At his general audience on August 31st 2011 Pope Benedict XVI spoke on finding God in Art: An EWTN/CNA report stated the following:
Artistic beauty can lead the human heart to God
“Art is capable of making visible our need to go beyond what we see, and it reveals our thirst for infinite beauty, for God,” the Pope said to more than 5,000 pilgrims at his summer residence of Castel Gandolfo, 15 miles south of Rome.
“Dear friends, I invite you to be open to beauty and to allow it to move you to prayer and praise of the Lord.”
The Pope explained how this “path of beauty” can be “an open door on the infinite” and is something experienced by all people, not merely by those who regard themselves as cultured.
He observed that when people stand before a sculpture or painting, read a few verses poetry or even listen to a song, everyone has “experienced deep within us an intimate emotion, a sense of joy.” This sensation, he said, is an interior recognition that says that what is being seen or heard is “not only mere matter,” but “something bigger, something that speaks, capable of touching the heart, of communicating a message; of elevating the soul,” and leading people, ultimately, to God.
Pope Benedict also noted that there are “artistic expressions that are true paths to God, the supreme Beauty,” and that these works can “help nurture our relationship with him in prayer. These are works that are born of faith and express faith.”
The Pope also described how various artists themselves had observed the same in their own artwork. He recalled how the 20th-century expressionist artist Marc Chagall, once wrote “that, for centuries, painters have dipped their paintbrush in that colored alphabet that is the Bible.”
This is why form, color and light that are “the fruits of the faith of the artist,” such as painting or frescoes, can “direct our thoughts to God and nourish in us the desire to draw from the source of all beauty,” said the Pope.

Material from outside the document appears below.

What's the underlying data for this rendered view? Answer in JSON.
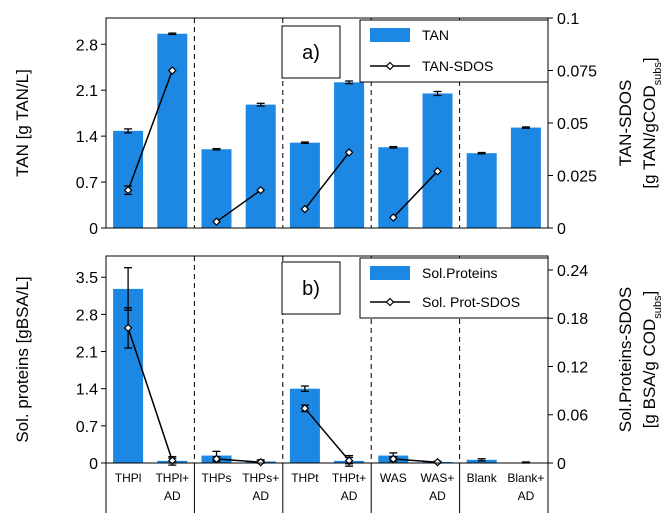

One dramatic example Pope Benedict offered was the life of 19th-century French poet and playwright Paul Claudel. An anti-clericalist, he had attended Christmas Mass at the Basilica of Notre Dame in Paris in 1886 “in search of arguments against Christians.” Instead, Claudel was instantly converted to Catholicism by the beauty of the basilica choir as they sang the Magnifcat. The Pope described this moment as the grace of God working in his heart.
Pope Benedict concluded by inviting everybody “to rediscover the importance of this path for prayer, for our living relationship with God,” pointing out that most towns and cities across the world “preserve works of art that express the faith and remind us of our relationship with God.”He said that visiting churches, art galleries and museums “is not only an occasion for cultural enrichment,” but can also be “a moment of grace, an encouragement to strengthen our relationship and our dialogue with the Lord.”
It is “where we can stop and contemplate, in the transition from simple, external reality to a deeper reality, the ray of beauty that strikes us, that almost wounds us in our inner selves and invites us to rise towards God.”